To further demonstrate that these higher molecular weight species are indeed ubiquitinated forms of PCNA, we immunoprecipitated PCNA from A549, 293T, and Hela cells, and probed using an antibody directed against Ub or PCNA (Figure 5C). In addition, we excluded the possibility that an ubiquitinated protein was co-immunoprecipitated with PCNA by lysing cells in boiling 0.5% sodium dodecyl sulfate (SDS) to ensure dissociation of PCNA complexes. Following a 5-fold dilution (0.1% SDS), the lysates were immunoprecipitated. Under these conditions, we reproducibly observed several higher molecular weight bands consistent with polyubiquitination of PCNA in each of the three cell lines (Figure 5C and 5D, and Figure S4B and S4C). These Ub-immunoreactive bands correspond well with the predicted molecular weights for di-, tri-, and quad-ubiquitinated PCNA. The antibody against Ub reproducibly demonstrated less affinity for the mono-ubiquitinated form of PCNA, although this was clearly the most abundant form as shown by PCNA immunoblots (Figure 5C and 5D, and Figure S4B and S4C). This appears to be a characteristic of the antibody, as we have seen this reproducibly for other ubiquitinated proteins (unpublished data).

Interestingly, each of the cell lines, particularly 293T cells, also show low levels of PCNA polyubiquitination in the absence of UV irradiation. However, in all cases the Ub-immunoreactive bands are significantly increased upon irradiation in a manner consistent with the increase in mono-ubiquitinated PCNA (Figure 5C and 5D, and Figure S4B and S4C). Similar to previous reports [29], mono-ubiquitinated PCNA was readily visible 1.5 h after UV treatment and remained present for up to 24 h as detected by the PCNA antibody (Figure S4B). Similarly, bands consistent with di, tri, and quad polyUb forms of PCNA became visible within 1.5 h following UV irradiation, and remained present up to 24 h after exposure (Figure S4B). Importantly, consistent with the PCNA Western blots (Figures 5B and S4), the Ub-immunoreactive bands following PCNA IP in both Hela (Figure S4C) and 293T (Figure 5D) cells were substantially reduced following knockdown of either RAD18 or UBC13. As expected, RAD18 knockdown blocked both mono-ubiquitination and polyubiquitination of PCNA, whereas UBC13 knockdown inhibited only the di, tri, and quad polyUb forms (Figure 5B and 5D, and Figure S4A and S4C).
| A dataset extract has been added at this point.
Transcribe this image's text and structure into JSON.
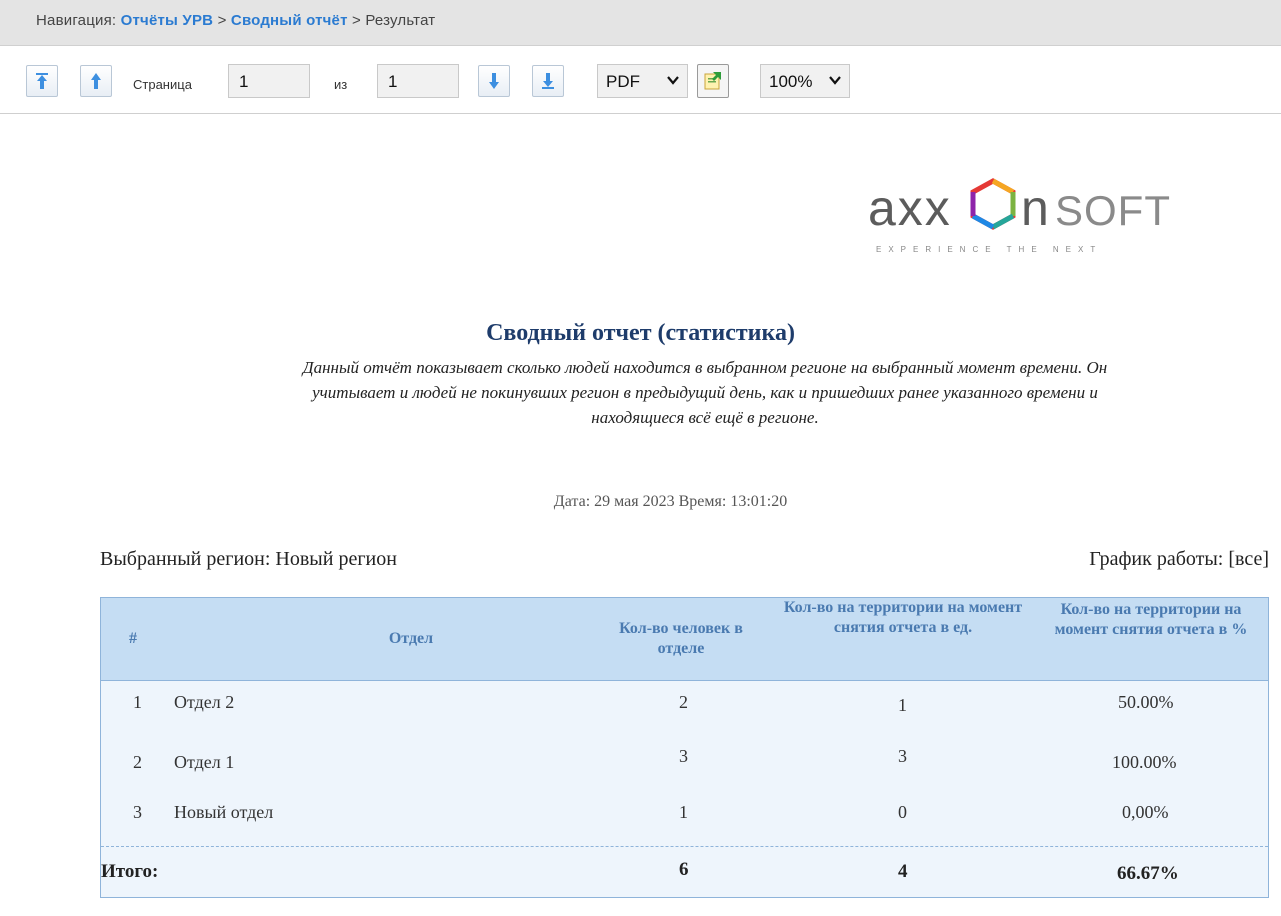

Collectively, these data show that PCNA is indeed modified by polyUb chains in human cell lines. Similar modification was observed in primary skin and lung fibroblasts (unpublished data) and in response to other forms of damage such as cisplatin (Figure S5). We speculate that the lack of PCNA polyubiquitination reported earlier [29] may be explained by technical difficulties in detecting Ub owing to its strong tertiary structure [54], the low abundance of polyubiquitinated PCNA, or perhaps differences in cell types. In our studies, Ub blots were autoclaved to overcome detection problems associated with its strong tertiary structure [54]. We also excluded the possibility that DUB enzymes in cell lysates may have activity against ubiquitinated PCNA by repeating the immunoprecipitation in the presence of N-ethylmaleimide (NEM), a nonspecific inhibitor of DUBs (Figure S6). Under these conditions, no change in PCNA polyubiquitination was observed.
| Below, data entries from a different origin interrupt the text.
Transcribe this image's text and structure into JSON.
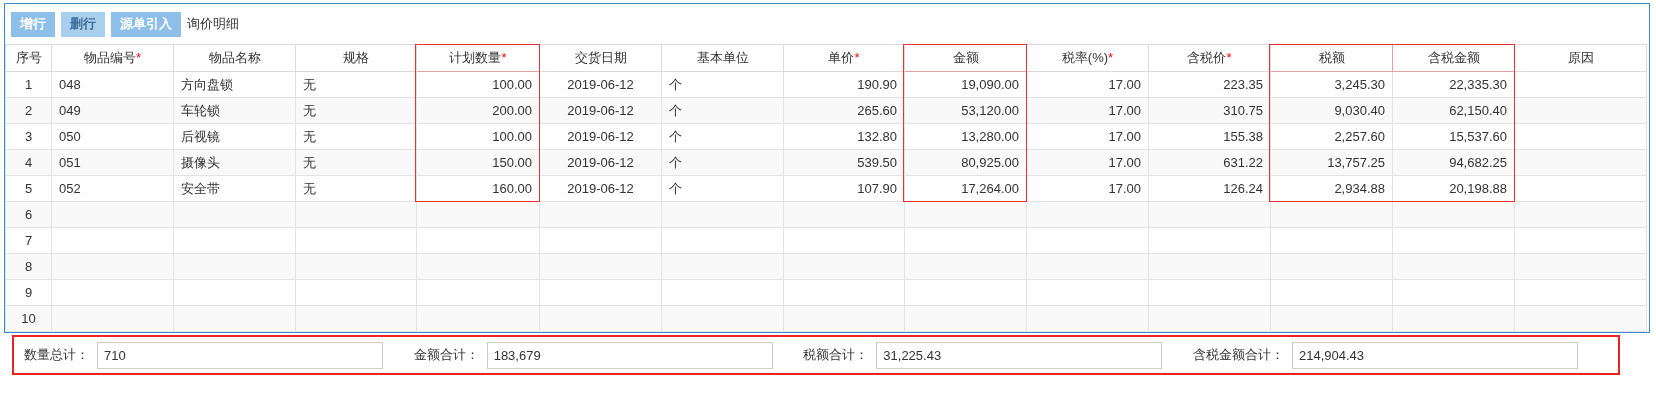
{
  "toolbar": {
    "buttons": [
      {
        "label": "增行",
        "disabled": false
      },
      {
        "label": "删行",
        "disabled": true
      },
      {
        "label": "源单引入",
        "disabled": false
      }
    ],
    "title": "询价明细"
  },
  "table": {
    "columns": [
      {
        "label": "序号",
        "kind": "index",
        "highlighted": false
      },
      {
        "label": "物品编号",
        "required_mark": "*",
        "kind": "text",
        "highlighted": false
      },
      {
        "label": "物品名称",
        "kind": "text",
        "highlighted": false
      },
      {
        "label": "规格",
        "kind": "text",
        "highlighted": false
      },
      {
        "label": "计划数量",
        "required_mark": "*",
        "kind": "number",
        "highlighted": true
      },
      {
        "label": "交货日期",
        "kind": "date",
        "highlighted": false
      },
      {
        "label": "基本单位",
        "kind": "text",
        "highlighted": false
      },
      {
        "label": "单价",
        "required_mark": "*",
        "kind": "number",
        "highlighted": false
      },
      {
        "label": "金额",
        "kind": "number",
        "highlighted": true
      },
      {
        "label": "税率(%)",
        "required_mark": "*",
        "kind": "number",
        "highlighted": false
      },
      {
        "label": "含税价",
        "required_mark": "*",
        "kind": "number",
        "highlighted": false
      },
      {
        "label": "税额",
        "kind": "number",
        "highlighted": true
      },
      {
        "label": "含税金额",
        "kind": "number",
        "highlighted": true
      },
      {
        "label": "原因",
        "kind": "text",
        "highlighted": false
      }
    ],
    "rows": [
      [
        "1",
        "048",
        "方向盘锁",
        "无",
        "100.00",
        "2019-06-12",
        "个",
        "190.90",
        "19,090.00",
        "17.00",
        "223.35",
        "3,245.30",
        "22,335.30",
        ""
      ],
      [
        "2",
        "049",
        "车轮锁",
        "无",
        "200.00",
        "2019-06-12",
        "个",
        "265.60",
        "53,120.00",
        "17.00",
        "310.75",
        "9,030.40",
        "62,150.40",
        ""
      ],
      [
        "3",
        "050",
        "后视镜",
        "无",
        "100.00",
        "2019-06-12",
        "个",
        "132.80",
        "13,280.00",
        "17.00",
        "155.38",
        "2,257.60",
        "15,537.60",
        ""
      ],
      [
        "4",
        "051",
        "摄像头",
        "无",
        "150.00",
        "2019-06-12",
        "个",
        "539.50",
        "80,925.00",
        "17.00",
        "631.22",
        "13,757.25",
        "94,682.25",
        ""
      ],
      [
        "5",
        "052",
        "安全带",
        "无",
        "160.00",
        "2019-06-12",
        "个",
        "107.90",
        "17,264.00",
        "17.00",
        "126.24",
        "2,934.88",
        "20,198.88",
        ""
      ],
      [
        "6",
        "",
        "",
        "",
        "",
        "",
        "",
        "",
        "",
        "",
        "",
        "",
        "",
        ""
      ],
      [
        "7",
        "",
        "",
        "",
        "",
        "",
        "",
        "",
        "",
        "",
        "",
        "",
        "",
        ""
      ],
      [
        "8",
        "",
        "",
        "",
        "",
        "",
        "",
        "",
        "",
        "",
        "",
        "",
        "",
        ""
      ],
      [
        "9",
        "",
        "",
        "",
        "",
        "",
        "",
        "",
        "",
        "",
        "",
        "",
        "",
        ""
      ],
      [
        "10",
        "",
        "",
        "",
        "",
        "",
        "",
        "",
        "",
        "",
        "",
        "",
        "",
        ""
      ]
    ]
  },
  "totals": [
    {
      "label": "数量总计：",
      "value": "710"
    },
    {
      "label": "金额合计：",
      "value": "183,679"
    },
    {
      "label": "税额合计：",
      "value": "31,225.43"
    },
    {
      "label": "含税金额合计：",
      "value": "214,904.43"
    }
  ]
}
The highly conserved Ub protein serves as a pleiotropic covalent tag for many cellular proteins. It has essential proteolytic and nonproteolytic functions that are based on the length and topology of the chain formed. The pathway in which Ub is most commonly associated is the proteasome pathway, a system for targeting protein substrates via K48-linked polyUb chains for degradation in the 26S proteasome [55]. However, there is increasing evidence that Ub plays an important role in a number of nonproteolytic pathways including receptor internalization [56], translation [57], signal transduction [28], gene regulation [58], and DNA repair [5,6,14,25,29,59]. These roles appear to be mediated in part by the non-canonical polyUb chains. Much less is known about this aspect of ubiquitination compared with the role of K48-polyUb in protein degradation. Of particular interest are chains linked through K63, as genetic studies in S. cerevisiae have shown that the enzymatic complex (RAD5, UBC13/MMS2) that assembles these chains is required to protect cells from the harmful effects of genotoxic agents by allowing the replication machinery to bypass DNA lesions in a faithful manner [14]. In fact, ubiquitination of the DNA polymerase processivity factor PCNA is emerging as a key “molecular switch” for DDT [5,6,29]. Mono-ubiquitination of PCNA promotes error-prone TLS, while K63-polyUb activates error-free damage avoidance. The body of evidence supporting the requirement of PCNA post-translational modifications for DDT in mammalian cells is only now emerging.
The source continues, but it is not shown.